Sustainable healthy diet and yogurt Yogurt is a nutrient dense food

Yogurt, nutrient-density and climate? Any link?

nutrient dense food and climate change

Nutrient dense food for growing population needs

The growing worldwide population challenges worldwide food supplies. Nutrient-dense foods are crucial to support nutrient security in the future and yogurt contains high-quality proteins, a decisive macronutrient in this matter.

Consequently, the demand for yogurt and milk products is rising and the Food & Agricultural Organization (FOA) estimates that the demand for milk will increase from currently 700 to over 1000 billion kg in 2050.

In this context, improving efficiency in the dairy chain requires a nutritional and environmental impact by increased productivity of dairy cows for protein-rich milk and reduced greenhouse gas emissions while processing.

According to a Dutch research, cows are efficient convertors of human-inedible resources (low-quality proteins in grains and soy) into nutrient-dense milk and yogurt, containing essential micro-nutrients and high-quality proteins. The energy and protein efficiency of a dairy cow is already up to 25% with a return of 400% for the human-edible part.

Healthy diets and climate impact

Anyhow, the question of climate impact remains. Healthy diets can be achieved through various food combinations, which are associated with different environmental impacts, like greenhouse gas emission (GHGE).

A Danish study highlights the importance of examining these GHGE and nutritional status together when considering future dietary recommendations for a sustainable diet.

The GHGE and nutritional status of 8 different dietary scenarios (with different quantity of dairy products) were estimate, based on data of 71 highly consumed foods. For solid food items, an index was used to estimate nutrient density in relation to nutritional recommendation and climate impact: the Nutrient Density of Climate Impact (NDCI) index. NDCI index is calculated as the nutrient density divided by the CO2e for 100 g of food items. High NDCI index values were those with the highest nutrient density scores in relation to the GHGE.

The estimated GHGE for the average-dairy and non-dairy diets ranged from 4,340 to 4,826 g CO2e per day, with the highest GHGE in cheese-products and lowest GHGE in milk-products.
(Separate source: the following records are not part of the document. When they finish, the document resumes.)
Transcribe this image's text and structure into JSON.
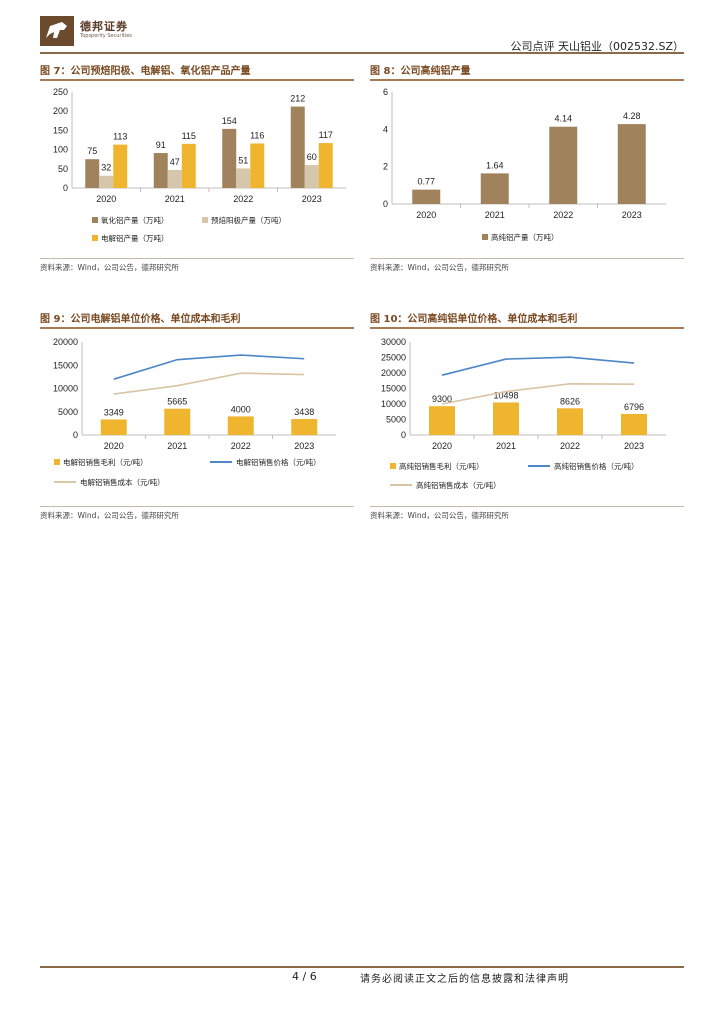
{
  "header": {
    "logo_text": "德邦证券",
    "logo_subtext": "Topsperity Securities",
    "right_text": "公司点评  天山铝业（002532.SZ）"
  },
  "charts": {
    "fig7": {
      "title": "图 7：公司预焙阳极、电解铝、氧化铝产品产量",
      "source": "资料来源：Wind，公司公告，德邦研究所",
      "chart_data": {
        "type": "bar",
        "categories": [
          "2020",
          "2021",
          "2022",
          "2023"
        ],
        "series": [
          {
            "name": "氧化铝产量（万吨）",
            "values": [
              75,
              91,
              154,
              212
            ],
            "color": "#a0825d"
          },
          {
            "name": "预焙阳极产量（万吨）",
            "values": [
              32,
              47,
              51,
              60
            ],
            "color": "#d6c7ac"
          },
          {
            "name": "电解铝产量（万吨）",
            "values": [
              113,
              115,
              116,
              117
            ],
            "color": "#f0b52e"
          }
        ],
        "yticks": [
          "0",
          "50",
          "100",
          "150",
          "200",
          "250"
        ],
        "ylim": [
          0,
          250
        ],
        "grid": false,
        "legend": "bottom"
      }
    },
    "fig8": {
      "title": "图 8：公司高纯铝产量",
      "source": "资料来源：Wind，公司公告，德邦研究所",
      "chart_data": {
        "type": "bar",
        "categories": [
          "2020",
          "2021",
          "2022",
          "2023"
        ],
        "series": [
          {
            "name": "高纯铝产量（万吨）",
            "values": [
              0.77,
              1.64,
              4.14,
              4.28
            ],
            "labels": [
              "0.77",
              "1.64",
              "4.14",
              "4.28"
            ],
            "color": "#a0825d"
          }
        ],
        "yticks": [
          "0",
          "2",
          "4",
          "6"
        ],
        "ylim": [
          0,
          6
        ],
        "grid": false,
        "legend": "bottom"
      }
    },
    "fig9": {
      "title": "图 9：公司电解铝单位价格、单位成本和毛利",
      "source": "资料来源：Wind，公司公告，德邦研究所",
      "chart_data": {
        "type": "bar",
        "categories": [
          "2020",
          "2021",
          "2022",
          "2023"
        ],
        "bars": {
          "name": "电解铝销售毛利（元/吨）",
          "values": [
            3349,
            5665,
            4000,
            3438
          ],
          "color": "#f0b52e"
        },
        "lines": [
          {
            "name": "电解铝销售价格（元/吨）",
            "values": [
              12000,
              16200,
              17200,
              16400
            ],
            "color": "#4a86c8"
          },
          {
            "name": "电解铝销售成本（元/吨）",
            "values": [
              8800,
              10600,
              13300,
              13000
            ],
            "color": "#d9c4a3"
          }
        ],
        "yticks": [
          "0",
          "5000",
          "10000",
          "15000",
          "20000"
        ],
        "ylim": [
          0,
          20000
        ],
        "grid": false,
        "legend": "bottom"
      }
    },
    "fig10": {
      "title": "图 10：公司高纯铝单位价格、单位成本和毛利",
      "source": "资料来源：Wind，公司公告，德邦研究所",
      "chart_data": {
        "type": "bar",
        "categories": [
          "2020",
          "2021",
          "2022",
          "2023"
        ],
        "bars": {
          "name": "高纯铝销售毛利（元/吨）",
          "values": [
            9300,
            10498,
            8626,
            6796
          ],
          "color": "#f0b52e"
        },
        "lines": [
          {
            "name": "高纯铝销售价格（元/吨）",
            "values": [
              19300,
              24500,
              25100,
              23200
            ],
            "color": "#4a86c8"
          },
          {
            "name": "高纯铝销售成本（元/吨）",
            "values": [
              10000,
              14000,
              16500,
              16400
            ],
            "color": "#d9c4a3"
          }
        ],
        "yticks": [
          "0",
          "5000",
          "10000",
          "15000",
          "20000",
          "25000",
          "30000"
        ],
        "ylim": [
          0,
          30000
        ],
        "grid": false,
        "legend": "bottom"
      }
    }
  },
  "footer": {
    "page": "4 / 6",
    "disclaimer": "请务必阅读正文之后的信息披露和法律声明"
  }
}
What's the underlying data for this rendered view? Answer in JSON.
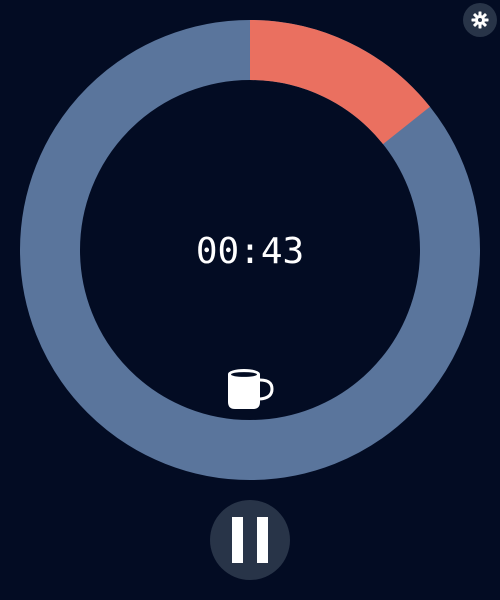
{
  "timer": {
    "display": "00:43",
    "elapsed_fraction": 0.143,
    "mode_icon": "coffee-cup-icon"
  },
  "controls": {
    "play_pause_icon": "pause-icon",
    "settings_icon": "gear-icon"
  },
  "colors": {
    "background": "#030c23",
    "ring_track": "#5a759c",
    "ring_progress": "#ea7060",
    "button_bg": "#283448",
    "text": "#ffffff"
  }
}
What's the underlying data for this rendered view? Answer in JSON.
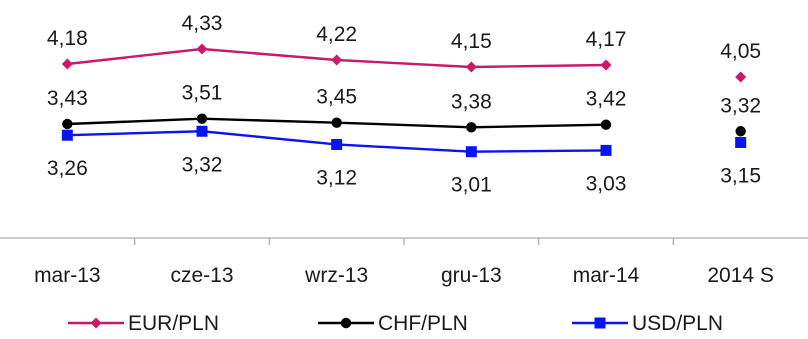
{
  "chart_data": {
    "type": "line",
    "categories": [
      "mar-13",
      "cze-13",
      "wrz-13",
      "gru-13",
      "mar-14",
      "2014 S"
    ],
    "series": [
      {
        "name": "EUR/PLN",
        "color": "#c8196b",
        "marker": "diamond",
        "values": [
          4.18,
          4.33,
          4.22,
          4.15,
          4.17,
          4.05
        ],
        "labels": [
          "4,18",
          "4,33",
          "4,22",
          "4,15",
          "4,17",
          "4,05"
        ]
      },
      {
        "name": "CHF/PLN",
        "color": "#000000",
        "marker": "circle",
        "values": [
          3.43,
          3.51,
          3.45,
          3.38,
          3.42,
          3.32
        ],
        "labels": [
          "3,43",
          "3,51",
          "3,45",
          "3,38",
          "3,42",
          "3,32"
        ]
      },
      {
        "name": "USD/PLN",
        "color": "#0a14f0",
        "marker": "square",
        "values": [
          3.26,
          3.32,
          3.12,
          3.01,
          3.03,
          3.15
        ],
        "labels": [
          "3,26",
          "3,32",
          "3,12",
          "3,01",
          "3,03",
          "3,15"
        ]
      }
    ],
    "connected_points": 5,
    "legend_position": "bottom",
    "grid": false
  }
}
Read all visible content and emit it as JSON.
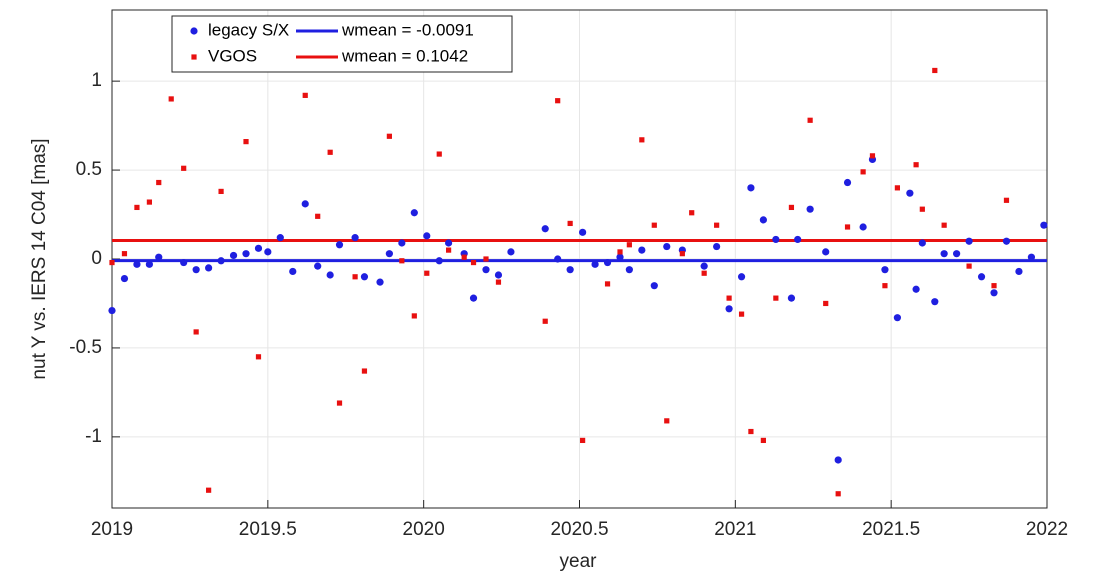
{
  "chart_data": {
    "type": "scatter",
    "x_label": "year",
    "y_label": "nut Y vs. IERS 14 C04 [mas]",
    "xlim": [
      2019,
      2022
    ],
    "xticks": [
      2019,
      2019.5,
      2020,
      2020.5,
      2021,
      2021.5,
      2022
    ],
    "ylim": [
      -1.4,
      1.4
    ],
    "yticks": [
      -1,
      -0.5,
      0,
      0.5,
      1
    ],
    "grid": true,
    "legend": "top-left",
    "series": [
      {
        "name": "legacy S/X",
        "color": "#1f1fe0",
        "marker": "circle",
        "x": [
          2019.0,
          2019.04,
          2019.08,
          2019.12,
          2019.15,
          2019.23,
          2019.27,
          2019.31,
          2019.35,
          2019.39,
          2019.43,
          2019.47,
          2019.5,
          2019.54,
          2019.58,
          2019.62,
          2019.66,
          2019.7,
          2019.73,
          2019.78,
          2019.81,
          2019.86,
          2019.89,
          2019.93,
          2019.97,
          2020.01,
          2020.05,
          2020.08,
          2020.13,
          2020.16,
          2020.2,
          2020.24,
          2020.28,
          2020.39,
          2020.43,
          2020.47,
          2020.51,
          2020.55,
          2020.59,
          2020.63,
          2020.66,
          2020.7,
          2020.74,
          2020.78,
          2020.83,
          2020.9,
          2020.94,
          2020.98,
          2021.02,
          2021.05,
          2021.09,
          2021.13,
          2021.18,
          2021.2,
          2021.24,
          2021.29,
          2021.33,
          2021.36,
          2021.41,
          2021.44,
          2021.48,
          2021.52,
          2021.56,
          2021.58,
          2021.6,
          2021.64,
          2021.67,
          2021.71,
          2021.75,
          2021.79,
          2021.83,
          2021.87,
          2021.91,
          2021.95,
          2021.99
        ],
        "values": [
          -0.29,
          -0.11,
          -0.03,
          -0.03,
          0.01,
          -0.02,
          -0.06,
          -0.05,
          -0.01,
          0.02,
          0.03,
          0.06,
          0.04,
          0.12,
          -0.07,
          0.31,
          -0.04,
          -0.09,
          0.08,
          0.12,
          -0.1,
          -0.13,
          0.03,
          0.09,
          0.26,
          0.13,
          -0.01,
          0.09,
          0.03,
          -0.22,
          -0.06,
          -0.09,
          0.04,
          0.17,
          0.0,
          -0.06,
          0.15,
          -0.03,
          -0.02,
          0.01,
          -0.06,
          0.05,
          -0.15,
          0.07,
          0.05,
          -0.04,
          0.07,
          -0.28,
          -0.1,
          0.4,
          0.22,
          0.11,
          -0.22,
          0.11,
          0.28,
          0.04,
          -1.13,
          0.43,
          0.18,
          0.56,
          -0.06,
          -0.33,
          0.37,
          -0.17,
          0.09,
          -0.24,
          0.03,
          0.03,
          0.1,
          -0.1,
          -0.19,
          0.1,
          -0.07,
          0.01,
          0.19
        ]
      },
      {
        "name": "VGOS",
        "color": "#e81010",
        "marker": "square",
        "x": [
          2019.0,
          2019.04,
          2019.08,
          2019.12,
          2019.15,
          2019.19,
          2019.23,
          2019.27,
          2019.31,
          2019.35,
          2019.43,
          2019.47,
          2019.62,
          2019.66,
          2019.7,
          2019.73,
          2019.78,
          2019.81,
          2019.89,
          2019.93,
          2019.97,
          2020.01,
          2020.05,
          2020.08,
          2020.13,
          2020.16,
          2020.2,
          2020.24,
          2020.39,
          2020.43,
          2020.47,
          2020.51,
          2020.59,
          2020.63,
          2020.66,
          2020.7,
          2020.74,
          2020.78,
          2020.83,
          2020.86,
          2020.9,
          2020.94,
          2020.98,
          2021.02,
          2021.05,
          2021.09,
          2021.13,
          2021.18,
          2021.24,
          2021.29,
          2021.33,
          2021.36,
          2021.41,
          2021.44,
          2021.48,
          2021.52,
          2021.58,
          2021.6,
          2021.64,
          2021.67,
          2021.75,
          2021.83,
          2021.87
        ],
        "values": [
          -0.02,
          0.03,
          0.29,
          0.32,
          0.43,
          0.9,
          0.51,
          -0.41,
          -1.3,
          0.38,
          0.66,
          -0.55,
          0.92,
          0.24,
          0.6,
          -0.81,
          -0.1,
          -0.63,
          0.69,
          -0.01,
          -0.32,
          -0.08,
          0.59,
          0.05,
          0.01,
          -0.02,
          0.0,
          -0.13,
          -0.35,
          0.89,
          0.2,
          -1.02,
          -0.14,
          0.04,
          0.08,
          0.67,
          0.19,
          -0.91,
          0.03,
          0.26,
          -0.08,
          0.19,
          -0.22,
          -0.31,
          -0.97,
          -1.02,
          -0.22,
          0.29,
          0.78,
          -0.25,
          -1.32,
          0.18,
          0.49,
          0.58,
          -0.15,
          0.4,
          0.53,
          0.28,
          1.06,
          0.19,
          -0.04,
          -0.15,
          0.33
        ]
      }
    ],
    "lines": [
      {
        "name": "wmean = -0.0091",
        "color": "#1f1fe0",
        "value": -0.0091
      },
      {
        "name": "wmean = 0.1042",
        "color": "#e81010",
        "value": 0.1042
      }
    ]
  }
}
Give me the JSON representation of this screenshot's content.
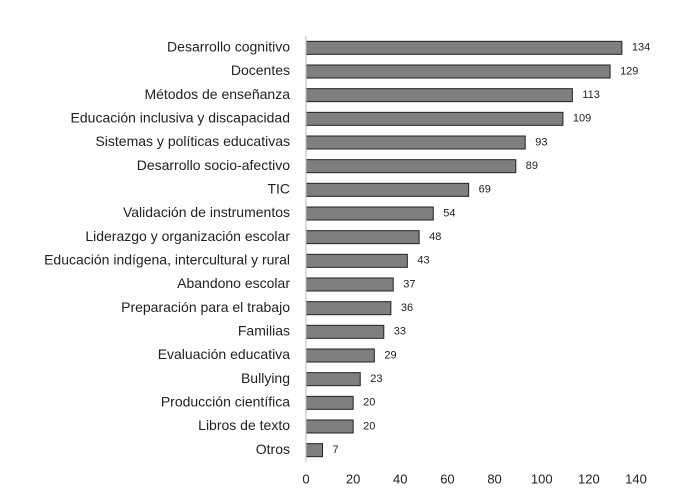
{
  "chart_data": {
    "type": "barh",
    "categories": [
      "Desarrollo cognitivo",
      "Docentes",
      "Métodos de enseñanza",
      "Educación inclusiva y discapacidad",
      "Sistemas y políticas educativas",
      "Desarrollo socio-afectivo",
      "TIC",
      "Validación de instrumentos",
      "Liderazgo y organización escolar",
      "Educación indígena, intercultural y rural",
      "Abandono escolar",
      "Preparación para el trabajo",
      "Familias",
      "Evaluación educativa",
      "Bullying",
      "Producción científica",
      "Libros de texto",
      "Otros"
    ],
    "values": [
      134,
      129,
      113,
      109,
      93,
      89,
      69,
      54,
      48,
      43,
      37,
      36,
      33,
      29,
      23,
      20,
      20,
      7
    ],
    "color": "#7f7f7f",
    "xlim": [
      0,
      140
    ],
    "xticks": [
      0,
      20,
      40,
      60,
      80,
      100,
      120,
      140
    ],
    "grid": false
  }
}
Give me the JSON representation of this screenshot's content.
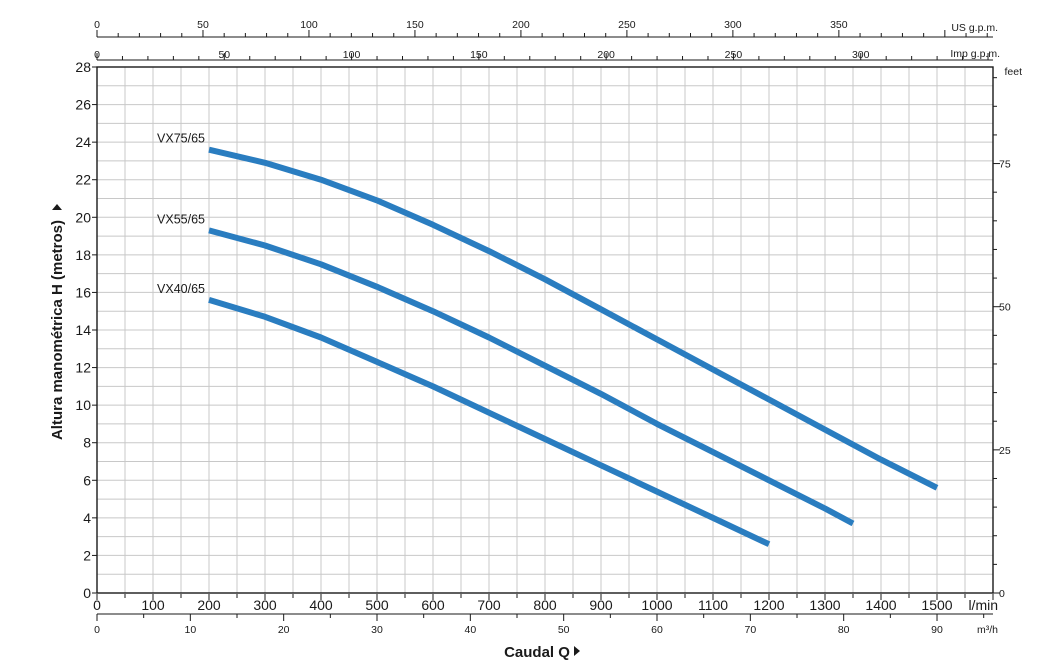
{
  "chart_data": {
    "type": "line",
    "xlabel": "Caudal Q",
    "ylabel": "Altura manométrica H (metros)",
    "xlim": [
      0,
      1600
    ],
    "ylim": [
      0,
      28
    ],
    "grid": true,
    "x_ticks": [
      "0",
      "100",
      "200",
      "300",
      "400",
      "500",
      "600",
      "700",
      "800",
      "900",
      "1000",
      "1100",
      "1200",
      "1300",
      "1400",
      "1500"
    ],
    "x_unit": "l/min",
    "y_ticks": [
      "0",
      "2",
      "4",
      "6",
      "8",
      "10",
      "12",
      "14",
      "16",
      "18",
      "20",
      "22",
      "24",
      "26",
      "28"
    ],
    "series_color": "#2a7dc0",
    "series": [
      {
        "name": "VX75/65",
        "x": [
          200,
          300,
          400,
          500,
          600,
          700,
          800,
          900,
          1000,
          1100,
          1200,
          1300,
          1400,
          1500
        ],
        "y": [
          23.6,
          22.9,
          22.0,
          20.9,
          19.6,
          18.2,
          16.7,
          15.1,
          13.5,
          11.9,
          10.3,
          8.7,
          7.1,
          5.6
        ]
      },
      {
        "name": "VX55/65",
        "x": [
          200,
          300,
          400,
          500,
          600,
          700,
          800,
          900,
          1000,
          1100,
          1200,
          1300,
          1350
        ],
        "y": [
          19.3,
          18.5,
          17.5,
          16.3,
          15.0,
          13.6,
          12.1,
          10.6,
          9.0,
          7.5,
          6.0,
          4.5,
          3.7
        ]
      },
      {
        "name": "VX40/65",
        "x": [
          200,
          300,
          400,
          500,
          600,
          700,
          800,
          900,
          1000,
          1100,
          1200
        ],
        "y": [
          15.6,
          14.7,
          13.6,
          12.3,
          11.0,
          9.6,
          8.2,
          6.8,
          5.4,
          4.0,
          2.6
        ]
      }
    ],
    "top_axis_us": {
      "unit": "US g.p.m.",
      "labels": [
        "0",
        "50",
        "100",
        "150",
        "200",
        "250",
        "300",
        "350"
      ],
      "values": [
        0,
        50,
        100,
        150,
        200,
        250,
        300,
        350
      ],
      "lmin_per_unit": 3.785
    },
    "top_axis_imp": {
      "unit": "Imp g.p.m.",
      "labels": [
        "0",
        "50",
        "100",
        "150",
        "200",
        "250",
        "300"
      ],
      "values": [
        0,
        50,
        100,
        150,
        200,
        250,
        300
      ],
      "lmin_per_unit": 4.546
    },
    "bottom_axis_m3h": {
      "unit": "m³/h",
      "labels": [
        "0",
        "10",
        "20",
        "30",
        "40",
        "50",
        "60",
        "70",
        "80",
        "90"
      ],
      "values": [
        0,
        10,
        20,
        30,
        40,
        50,
        60,
        70,
        80,
        90
      ],
      "lmin_per_unit": 16.667
    },
    "right_axis_feet": {
      "unit": "feet",
      "labels": [
        "0",
        "25",
        "50",
        "75"
      ],
      "values": [
        0,
        25,
        50,
        75
      ],
      "m_per_unit": 0.3048
    }
  }
}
For soy drink, the estimated values were 3,620 g CO2e per day. For the vegetarian and vegan diets, the estimated GHGE were 3,063 and 2,414 g CO2e per day, respectively.

However, when using the NDCI index (combining nutritional value and climate impact), the ranking of food items changes. Values for animal-based and plant-based products are more similar. This study shows that reducing consumption of food items with high or relative high GHGE is not necessarily the best approach to decreasing diet-related GHGE. If a product is replaced by food with lower energy density, the quantity needed to compensate for the caloric loss is greater than the quantity removed. This may result in a higher diet-related GHGE despite the lower GHGE per kg of the substituted product.

When optimizing a diet with regard to sustainability, it is crucial to account for the nutritional value and not solely focus on impact per kg product.